Bilateral risk-reducing salpingo-oophorectomy (RRSO) significantly reduces the risk of ovarian and fallopian tube cancer in BRCA1 and BRCA2 pathogenic variant carriers. Careful examination of the resected tubes and ovaries using the SEE-FIM protocol is essential.r Those with serous tubal intraepithelial carcinoma (STIC) found in their RRSO specimen are at very high risk for subsequent peritoneal cancer (27.5% at 10 years post RRSO) whereas those with no STIC at RRSO have a low risk (10 year risk <1%).r
The effectiveness and safety of risk-reducing bilateral salpingectomy followed by delayed bilateral oophorectomy has not been established. It is not recommended for ovarian cancer risk management unless part of a clinical trial.
The decision to perform hysterectomy at the time of RRSO should be individualised. The absolute risk of uterine cancers in BRCA1 and BRCA2 carriers is relatively low.r Hysterectomy may simplify subsequent menopausal hormone therapy, or the use of tamoxifen for breast cancer risk or as adjuvant treatment of breast cancer, but may not be justified for endometrial cancer prevention alone.

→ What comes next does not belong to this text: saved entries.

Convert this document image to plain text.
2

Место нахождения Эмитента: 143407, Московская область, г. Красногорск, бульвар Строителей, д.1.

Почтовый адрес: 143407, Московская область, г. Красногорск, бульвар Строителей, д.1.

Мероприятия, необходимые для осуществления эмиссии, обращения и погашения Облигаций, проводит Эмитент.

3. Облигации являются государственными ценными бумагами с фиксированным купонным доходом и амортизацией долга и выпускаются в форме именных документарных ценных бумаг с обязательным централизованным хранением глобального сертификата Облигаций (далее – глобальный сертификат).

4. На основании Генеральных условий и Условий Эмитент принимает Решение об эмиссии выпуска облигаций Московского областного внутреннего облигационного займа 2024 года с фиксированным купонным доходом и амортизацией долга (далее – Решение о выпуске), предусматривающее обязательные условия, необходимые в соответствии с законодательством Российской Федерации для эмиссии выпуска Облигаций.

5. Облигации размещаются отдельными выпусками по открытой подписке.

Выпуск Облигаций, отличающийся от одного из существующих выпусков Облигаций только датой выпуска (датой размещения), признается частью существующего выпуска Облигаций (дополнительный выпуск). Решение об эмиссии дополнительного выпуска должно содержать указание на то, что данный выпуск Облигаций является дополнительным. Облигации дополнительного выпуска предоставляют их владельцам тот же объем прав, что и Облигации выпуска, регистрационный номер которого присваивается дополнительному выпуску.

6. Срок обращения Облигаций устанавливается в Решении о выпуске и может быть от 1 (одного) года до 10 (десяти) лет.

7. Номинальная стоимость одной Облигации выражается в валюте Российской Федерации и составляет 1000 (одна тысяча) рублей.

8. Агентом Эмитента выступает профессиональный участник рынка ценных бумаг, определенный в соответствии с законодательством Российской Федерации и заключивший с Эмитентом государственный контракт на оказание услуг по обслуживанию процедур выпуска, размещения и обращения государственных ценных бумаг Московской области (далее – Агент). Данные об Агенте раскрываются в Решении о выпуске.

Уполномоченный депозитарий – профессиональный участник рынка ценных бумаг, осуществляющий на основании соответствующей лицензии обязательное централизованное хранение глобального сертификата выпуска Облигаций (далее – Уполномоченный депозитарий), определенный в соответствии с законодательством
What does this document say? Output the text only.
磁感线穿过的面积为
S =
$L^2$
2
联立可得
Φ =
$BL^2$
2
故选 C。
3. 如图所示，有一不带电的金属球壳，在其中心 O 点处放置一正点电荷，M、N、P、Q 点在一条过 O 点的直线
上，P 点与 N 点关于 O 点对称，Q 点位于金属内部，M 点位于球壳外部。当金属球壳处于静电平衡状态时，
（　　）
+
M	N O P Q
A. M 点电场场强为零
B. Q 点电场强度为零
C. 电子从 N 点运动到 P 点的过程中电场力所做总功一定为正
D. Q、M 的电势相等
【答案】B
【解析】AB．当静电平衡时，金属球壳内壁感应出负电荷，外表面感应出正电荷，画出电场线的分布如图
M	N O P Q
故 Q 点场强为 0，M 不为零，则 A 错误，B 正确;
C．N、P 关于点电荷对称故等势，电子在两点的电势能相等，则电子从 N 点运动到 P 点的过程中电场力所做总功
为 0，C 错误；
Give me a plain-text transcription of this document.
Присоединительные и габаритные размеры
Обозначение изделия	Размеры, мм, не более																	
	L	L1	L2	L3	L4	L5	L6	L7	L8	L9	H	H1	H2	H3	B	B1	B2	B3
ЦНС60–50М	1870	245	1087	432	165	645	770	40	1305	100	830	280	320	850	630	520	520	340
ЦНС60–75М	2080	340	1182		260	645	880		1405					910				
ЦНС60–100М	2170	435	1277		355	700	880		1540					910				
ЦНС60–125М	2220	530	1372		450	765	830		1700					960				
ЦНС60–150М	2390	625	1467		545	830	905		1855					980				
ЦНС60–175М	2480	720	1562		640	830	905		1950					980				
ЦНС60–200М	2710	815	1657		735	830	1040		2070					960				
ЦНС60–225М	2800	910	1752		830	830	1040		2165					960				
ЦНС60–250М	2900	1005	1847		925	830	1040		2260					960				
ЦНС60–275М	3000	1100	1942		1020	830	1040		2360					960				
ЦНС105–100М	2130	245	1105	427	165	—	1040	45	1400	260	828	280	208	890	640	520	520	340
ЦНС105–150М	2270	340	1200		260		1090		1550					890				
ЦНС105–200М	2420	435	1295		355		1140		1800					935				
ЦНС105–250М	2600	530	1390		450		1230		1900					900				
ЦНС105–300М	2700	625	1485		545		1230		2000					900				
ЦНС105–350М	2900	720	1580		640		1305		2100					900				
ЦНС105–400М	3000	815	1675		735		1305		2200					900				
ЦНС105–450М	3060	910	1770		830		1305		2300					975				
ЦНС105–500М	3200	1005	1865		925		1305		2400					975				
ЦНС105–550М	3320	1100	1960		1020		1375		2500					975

For asymptomatic women annual transvaginal ultrasound (TVU) and serum CA125 levels have poor sensitivity and specificity for ovarian cancer. They do not reliably detect ovarian cancers at an early stage, nor do they affect outcomes. This is true of women in the general population and women at high risk of hereditary ovarian cancer. Effective ovarian cancer risk management relies on RRSO.
Although there is evidence the combined oral contraceptive pill can reduce the ovarian cancer risk, it is significantly less effective than RRSO and it is not recommended for cancer prevention.
Some studies suggest offering surveillance from age 50 years in BRCA1 or BRCA2 germline pathogenic variant carriers with a first- or second-degree relative with pancreatic cancer. Studies suggest surveillance can achieve ‘downstaging’ at diagnosis, although advanced interval cancers are common, and there is no evidence for improved survival. However, in one recently published screening study of patients at high risk of developing pancreatic cancer, most screen-detected pancreatic cancers were stage I with favourable long-term outcomes.r
If surveillance is offered it should be undertaken in an experienced high-volume centre after detailed discussion regarding limitations of screening including cost, high incidence of benign or indeterminate pancreatic abnormalities and uncertainties about the benefit. Most small cystic lesions found on screening will not warrant biopsy, surgical resection, or any other intervention.